4. Aziz Nesin – Anıtı Dikilen Sinek

Çocukların azimli olması, ümitsizliğe kapılmaması ve hayallerinin peşinden gitmesi için kişisel gelişim öğütlerinin yer aldığı hikayelerden oluşan Anıtı Dikilen Sinek adlı kitap, Aziz Nesin’in çocukların gelişimi için yazdığı eserleri arasında yer almaktadır.

aziz nesin - anıtı dikilen sinek

“Çalıştığı ders kitabını masa üstünde açık bırakıp, annesiyle babası eve dönünceye dek oyun oynamak için dışarı çıkmıştı. Evde insan yoktu, ama karasinekler vardı. Günün o akşam saatinde dışarısı aydınlık, evin içiyse yan karanlıktı. Bilindiği gibi karasinekler karanlıkta uçamazlar.

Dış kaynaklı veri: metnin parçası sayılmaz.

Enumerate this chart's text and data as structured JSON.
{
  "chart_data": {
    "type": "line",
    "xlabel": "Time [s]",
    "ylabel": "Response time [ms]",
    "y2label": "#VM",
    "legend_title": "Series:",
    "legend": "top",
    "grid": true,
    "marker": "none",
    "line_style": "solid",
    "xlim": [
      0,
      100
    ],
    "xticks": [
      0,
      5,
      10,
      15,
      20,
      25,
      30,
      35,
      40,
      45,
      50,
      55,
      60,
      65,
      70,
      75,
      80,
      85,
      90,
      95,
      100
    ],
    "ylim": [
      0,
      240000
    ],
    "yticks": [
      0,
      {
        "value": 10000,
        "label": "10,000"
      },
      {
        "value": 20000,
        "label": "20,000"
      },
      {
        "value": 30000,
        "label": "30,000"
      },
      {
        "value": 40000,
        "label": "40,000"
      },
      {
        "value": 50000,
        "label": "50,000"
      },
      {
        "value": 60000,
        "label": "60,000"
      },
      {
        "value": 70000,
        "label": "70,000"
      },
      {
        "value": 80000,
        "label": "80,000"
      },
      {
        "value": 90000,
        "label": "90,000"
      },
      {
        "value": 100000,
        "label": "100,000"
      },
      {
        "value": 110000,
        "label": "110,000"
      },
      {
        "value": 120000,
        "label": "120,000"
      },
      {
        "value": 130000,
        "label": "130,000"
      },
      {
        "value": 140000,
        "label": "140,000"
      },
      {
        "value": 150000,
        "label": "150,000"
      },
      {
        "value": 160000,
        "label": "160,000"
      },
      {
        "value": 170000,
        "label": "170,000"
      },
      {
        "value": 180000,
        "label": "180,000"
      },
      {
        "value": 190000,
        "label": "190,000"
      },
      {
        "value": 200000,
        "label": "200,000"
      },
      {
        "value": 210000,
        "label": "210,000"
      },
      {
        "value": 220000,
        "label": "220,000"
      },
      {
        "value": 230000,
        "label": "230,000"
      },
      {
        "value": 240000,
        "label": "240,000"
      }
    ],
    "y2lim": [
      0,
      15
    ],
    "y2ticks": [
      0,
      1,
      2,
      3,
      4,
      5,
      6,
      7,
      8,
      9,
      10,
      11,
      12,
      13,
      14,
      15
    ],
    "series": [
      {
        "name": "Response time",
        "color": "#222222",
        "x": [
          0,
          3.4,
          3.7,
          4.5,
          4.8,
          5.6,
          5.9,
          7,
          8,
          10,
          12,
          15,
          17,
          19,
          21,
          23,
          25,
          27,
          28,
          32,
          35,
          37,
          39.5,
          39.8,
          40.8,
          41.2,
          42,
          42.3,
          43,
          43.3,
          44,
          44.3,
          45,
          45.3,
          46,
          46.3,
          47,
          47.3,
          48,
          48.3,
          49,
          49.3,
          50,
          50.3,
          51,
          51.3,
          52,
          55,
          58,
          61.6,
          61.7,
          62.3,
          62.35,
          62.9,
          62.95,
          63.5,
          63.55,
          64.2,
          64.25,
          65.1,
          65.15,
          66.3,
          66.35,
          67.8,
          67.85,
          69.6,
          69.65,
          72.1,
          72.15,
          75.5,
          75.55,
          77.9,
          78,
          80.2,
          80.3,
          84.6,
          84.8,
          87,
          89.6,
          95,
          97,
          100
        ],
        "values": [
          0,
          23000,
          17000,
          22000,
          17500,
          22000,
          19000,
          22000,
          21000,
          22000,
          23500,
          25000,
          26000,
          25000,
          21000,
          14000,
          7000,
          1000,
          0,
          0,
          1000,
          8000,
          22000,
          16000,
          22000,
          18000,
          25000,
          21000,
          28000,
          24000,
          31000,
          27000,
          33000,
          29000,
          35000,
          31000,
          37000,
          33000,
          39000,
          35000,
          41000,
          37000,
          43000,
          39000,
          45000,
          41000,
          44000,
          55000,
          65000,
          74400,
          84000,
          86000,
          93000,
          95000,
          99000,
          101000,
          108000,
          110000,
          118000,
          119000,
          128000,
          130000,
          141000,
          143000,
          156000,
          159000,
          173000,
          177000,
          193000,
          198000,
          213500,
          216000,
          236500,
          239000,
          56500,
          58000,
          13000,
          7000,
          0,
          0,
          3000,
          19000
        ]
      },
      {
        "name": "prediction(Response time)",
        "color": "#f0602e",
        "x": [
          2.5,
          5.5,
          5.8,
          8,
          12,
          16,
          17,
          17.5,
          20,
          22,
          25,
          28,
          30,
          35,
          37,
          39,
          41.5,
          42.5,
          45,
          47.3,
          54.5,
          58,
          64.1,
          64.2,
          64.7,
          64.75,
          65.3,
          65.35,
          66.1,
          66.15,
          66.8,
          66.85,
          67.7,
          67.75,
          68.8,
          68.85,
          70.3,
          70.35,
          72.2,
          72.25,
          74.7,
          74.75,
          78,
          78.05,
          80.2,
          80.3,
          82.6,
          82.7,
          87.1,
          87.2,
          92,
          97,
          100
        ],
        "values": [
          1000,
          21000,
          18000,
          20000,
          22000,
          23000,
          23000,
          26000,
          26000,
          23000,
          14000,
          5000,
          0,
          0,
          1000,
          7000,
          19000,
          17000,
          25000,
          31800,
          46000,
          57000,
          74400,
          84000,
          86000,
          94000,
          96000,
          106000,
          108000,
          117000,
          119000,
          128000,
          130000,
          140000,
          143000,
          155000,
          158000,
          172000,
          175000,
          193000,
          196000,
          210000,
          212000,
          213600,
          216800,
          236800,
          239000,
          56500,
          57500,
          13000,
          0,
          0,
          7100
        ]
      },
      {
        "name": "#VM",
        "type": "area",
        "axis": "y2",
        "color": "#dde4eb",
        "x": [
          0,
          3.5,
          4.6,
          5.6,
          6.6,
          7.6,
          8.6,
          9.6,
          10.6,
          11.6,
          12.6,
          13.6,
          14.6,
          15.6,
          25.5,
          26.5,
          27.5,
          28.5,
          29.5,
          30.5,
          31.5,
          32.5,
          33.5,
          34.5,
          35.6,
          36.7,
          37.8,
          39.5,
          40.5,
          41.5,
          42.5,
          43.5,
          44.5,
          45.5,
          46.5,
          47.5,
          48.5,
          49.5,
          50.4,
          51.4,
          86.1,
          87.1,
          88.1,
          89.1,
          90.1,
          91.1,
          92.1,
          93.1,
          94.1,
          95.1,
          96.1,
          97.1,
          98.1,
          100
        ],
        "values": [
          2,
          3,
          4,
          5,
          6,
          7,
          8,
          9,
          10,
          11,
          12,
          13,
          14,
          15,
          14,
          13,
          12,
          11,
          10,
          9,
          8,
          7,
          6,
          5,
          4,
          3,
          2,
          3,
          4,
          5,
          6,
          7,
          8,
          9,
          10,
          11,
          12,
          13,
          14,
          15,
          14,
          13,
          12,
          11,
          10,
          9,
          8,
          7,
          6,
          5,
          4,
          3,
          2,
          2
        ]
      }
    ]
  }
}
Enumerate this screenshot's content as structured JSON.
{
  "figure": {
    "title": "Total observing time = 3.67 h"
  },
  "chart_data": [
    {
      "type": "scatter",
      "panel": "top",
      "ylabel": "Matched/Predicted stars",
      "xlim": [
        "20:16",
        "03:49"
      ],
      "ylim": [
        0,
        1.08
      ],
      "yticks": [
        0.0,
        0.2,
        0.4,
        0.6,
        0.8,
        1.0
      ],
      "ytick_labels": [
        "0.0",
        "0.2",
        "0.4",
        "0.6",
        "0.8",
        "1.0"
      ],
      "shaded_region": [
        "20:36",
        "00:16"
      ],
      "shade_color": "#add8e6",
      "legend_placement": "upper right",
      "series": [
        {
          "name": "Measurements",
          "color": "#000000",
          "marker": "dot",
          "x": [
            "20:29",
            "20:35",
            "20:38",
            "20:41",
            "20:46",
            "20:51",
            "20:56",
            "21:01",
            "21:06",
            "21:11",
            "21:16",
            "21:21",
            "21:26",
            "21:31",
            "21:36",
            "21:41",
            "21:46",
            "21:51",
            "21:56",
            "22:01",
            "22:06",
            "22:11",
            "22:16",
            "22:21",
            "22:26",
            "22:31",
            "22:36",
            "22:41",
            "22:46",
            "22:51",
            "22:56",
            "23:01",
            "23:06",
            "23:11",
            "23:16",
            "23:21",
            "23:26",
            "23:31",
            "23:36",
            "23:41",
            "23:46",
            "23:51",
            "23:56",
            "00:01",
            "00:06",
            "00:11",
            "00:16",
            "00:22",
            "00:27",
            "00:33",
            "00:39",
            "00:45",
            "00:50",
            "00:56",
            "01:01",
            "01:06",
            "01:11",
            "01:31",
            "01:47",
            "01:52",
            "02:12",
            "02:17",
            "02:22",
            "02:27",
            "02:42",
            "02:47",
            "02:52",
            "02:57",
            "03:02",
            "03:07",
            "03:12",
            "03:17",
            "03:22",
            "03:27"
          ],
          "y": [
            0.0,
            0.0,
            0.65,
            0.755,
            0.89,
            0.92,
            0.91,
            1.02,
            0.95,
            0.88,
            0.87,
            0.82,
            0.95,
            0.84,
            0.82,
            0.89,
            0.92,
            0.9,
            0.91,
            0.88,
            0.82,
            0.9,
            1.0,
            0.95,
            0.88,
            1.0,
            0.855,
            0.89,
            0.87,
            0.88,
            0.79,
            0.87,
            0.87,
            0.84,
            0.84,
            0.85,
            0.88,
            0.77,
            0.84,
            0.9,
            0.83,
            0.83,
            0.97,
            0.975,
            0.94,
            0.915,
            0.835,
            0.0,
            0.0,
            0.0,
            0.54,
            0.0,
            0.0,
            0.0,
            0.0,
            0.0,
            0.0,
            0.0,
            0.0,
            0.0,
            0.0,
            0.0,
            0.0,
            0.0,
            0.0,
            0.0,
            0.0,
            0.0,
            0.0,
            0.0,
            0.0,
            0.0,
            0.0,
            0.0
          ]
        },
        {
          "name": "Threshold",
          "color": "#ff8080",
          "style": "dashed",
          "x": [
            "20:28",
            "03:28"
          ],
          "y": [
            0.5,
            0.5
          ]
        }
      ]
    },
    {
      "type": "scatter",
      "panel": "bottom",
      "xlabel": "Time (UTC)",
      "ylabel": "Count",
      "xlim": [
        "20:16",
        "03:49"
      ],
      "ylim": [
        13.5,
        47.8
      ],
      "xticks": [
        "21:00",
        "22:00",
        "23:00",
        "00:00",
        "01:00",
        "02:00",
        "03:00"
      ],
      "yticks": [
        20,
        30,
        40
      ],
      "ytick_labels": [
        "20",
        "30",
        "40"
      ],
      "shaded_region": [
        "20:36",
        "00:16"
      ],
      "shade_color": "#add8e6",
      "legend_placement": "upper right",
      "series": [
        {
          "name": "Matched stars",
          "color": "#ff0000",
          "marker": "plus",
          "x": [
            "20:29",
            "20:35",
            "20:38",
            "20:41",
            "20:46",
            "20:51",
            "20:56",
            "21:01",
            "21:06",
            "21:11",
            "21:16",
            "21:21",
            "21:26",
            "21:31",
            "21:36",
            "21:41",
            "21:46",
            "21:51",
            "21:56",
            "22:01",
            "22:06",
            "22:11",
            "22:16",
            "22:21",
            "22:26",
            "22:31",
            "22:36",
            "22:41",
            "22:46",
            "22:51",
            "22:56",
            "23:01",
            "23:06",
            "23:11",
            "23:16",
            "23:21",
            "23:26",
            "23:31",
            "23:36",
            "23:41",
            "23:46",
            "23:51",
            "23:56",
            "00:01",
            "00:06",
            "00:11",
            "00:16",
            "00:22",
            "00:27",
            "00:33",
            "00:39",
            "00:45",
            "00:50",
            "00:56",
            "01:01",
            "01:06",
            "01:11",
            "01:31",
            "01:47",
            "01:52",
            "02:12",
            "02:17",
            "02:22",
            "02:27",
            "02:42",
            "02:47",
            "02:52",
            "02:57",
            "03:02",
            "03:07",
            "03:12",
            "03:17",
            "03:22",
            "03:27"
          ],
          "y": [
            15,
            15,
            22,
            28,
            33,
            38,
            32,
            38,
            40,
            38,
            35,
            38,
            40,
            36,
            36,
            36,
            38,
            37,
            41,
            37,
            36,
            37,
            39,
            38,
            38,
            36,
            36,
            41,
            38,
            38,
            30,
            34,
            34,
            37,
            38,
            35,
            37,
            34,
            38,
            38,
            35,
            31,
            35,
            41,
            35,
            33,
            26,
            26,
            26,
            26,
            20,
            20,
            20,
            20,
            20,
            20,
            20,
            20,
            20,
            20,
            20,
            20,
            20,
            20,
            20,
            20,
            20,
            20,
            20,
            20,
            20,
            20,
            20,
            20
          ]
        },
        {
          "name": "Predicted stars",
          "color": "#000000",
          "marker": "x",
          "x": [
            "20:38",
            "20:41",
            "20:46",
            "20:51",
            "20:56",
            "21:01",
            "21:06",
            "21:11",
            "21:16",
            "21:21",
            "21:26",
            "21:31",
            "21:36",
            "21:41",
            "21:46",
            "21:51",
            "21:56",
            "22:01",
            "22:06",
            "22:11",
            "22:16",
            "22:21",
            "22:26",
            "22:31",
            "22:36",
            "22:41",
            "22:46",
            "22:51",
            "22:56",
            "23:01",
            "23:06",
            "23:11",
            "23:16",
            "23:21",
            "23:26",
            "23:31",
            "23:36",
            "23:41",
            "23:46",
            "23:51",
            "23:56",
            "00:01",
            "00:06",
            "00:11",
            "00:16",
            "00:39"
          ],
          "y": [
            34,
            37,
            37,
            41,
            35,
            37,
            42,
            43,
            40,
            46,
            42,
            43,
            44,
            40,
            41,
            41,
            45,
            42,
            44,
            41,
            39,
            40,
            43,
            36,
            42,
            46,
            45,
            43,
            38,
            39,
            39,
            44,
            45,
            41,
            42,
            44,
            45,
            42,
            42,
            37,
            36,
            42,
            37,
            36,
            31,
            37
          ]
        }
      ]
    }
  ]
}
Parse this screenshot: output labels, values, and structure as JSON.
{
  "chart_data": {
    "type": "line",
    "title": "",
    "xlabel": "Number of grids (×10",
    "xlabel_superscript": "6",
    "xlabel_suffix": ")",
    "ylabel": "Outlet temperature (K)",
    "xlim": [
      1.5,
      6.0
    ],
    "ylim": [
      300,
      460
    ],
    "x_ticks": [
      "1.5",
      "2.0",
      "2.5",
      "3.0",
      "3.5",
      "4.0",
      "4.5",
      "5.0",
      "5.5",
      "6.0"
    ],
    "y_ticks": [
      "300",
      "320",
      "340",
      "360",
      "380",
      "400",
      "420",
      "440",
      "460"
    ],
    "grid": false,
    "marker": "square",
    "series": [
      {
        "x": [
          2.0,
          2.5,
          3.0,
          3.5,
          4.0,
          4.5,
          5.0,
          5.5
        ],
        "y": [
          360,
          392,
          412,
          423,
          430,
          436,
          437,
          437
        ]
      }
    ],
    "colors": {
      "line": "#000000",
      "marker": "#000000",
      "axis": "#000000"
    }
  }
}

Hava aydınlanıncaya yada bir ışık yanıncaya dek oldukları yerde kalırlar. Evin içi yan karanlık olduğu için, içerdeki sinekler de uçuşmuyorlardı. Yalnız bir genç karasinek vardı, o durmadan dışarıdaki aydınlığa çıkmak için uçuyor, ama pencere camına çarpıp kalıyordu. Ama yine de camın öte yanma geçmek için çaba harcıyordu. Cama çarptıkça hiç yılmıyordu. istenci güçlü bir sinekti. Uçup uçup pencere camına çarpıyor, camın üzerinde dolaşıyor, oralarını inceliyor, nasıl dışarı çıkıp aydınlığa kavuşabileceğini araştırıyordu.
Öteki sinekler, yaşlı, bilgili, deneyimleri de zengin sineklerdi. Uçup uçup boyuna cama çarpan genç sineğe,
— Boşuna uğraşma, çıkamazsın… dediler. Genç sinek,
— Ama ben, bu karanlık yerde hapsolup kalamam. Baksanıza, öteleri aydınlık. Ben de aydınlığa gitmek istiyorum… dedi.
Bir yaşlı sinek dedi ki:
— İkide bir çarptığın şeyin ne olduğunu anlayamadın mı hala? Ona cam denir. Cam, saydamdır. Bir yanından öte yanı görünür. Bir yanından öte yanı göründüğü için de, senin gibi genç sinekler onu yok sanır, boyuna çarparlar.
Genç sinek, yaşlı sineklere şu yanıtı verdi:
— Eskiden camın ne olduğunu bilmiyordum. Ama başımı vura vura, kanatlarımı çarpa çarpa, camın ne olduğunu ben de öğrendim.”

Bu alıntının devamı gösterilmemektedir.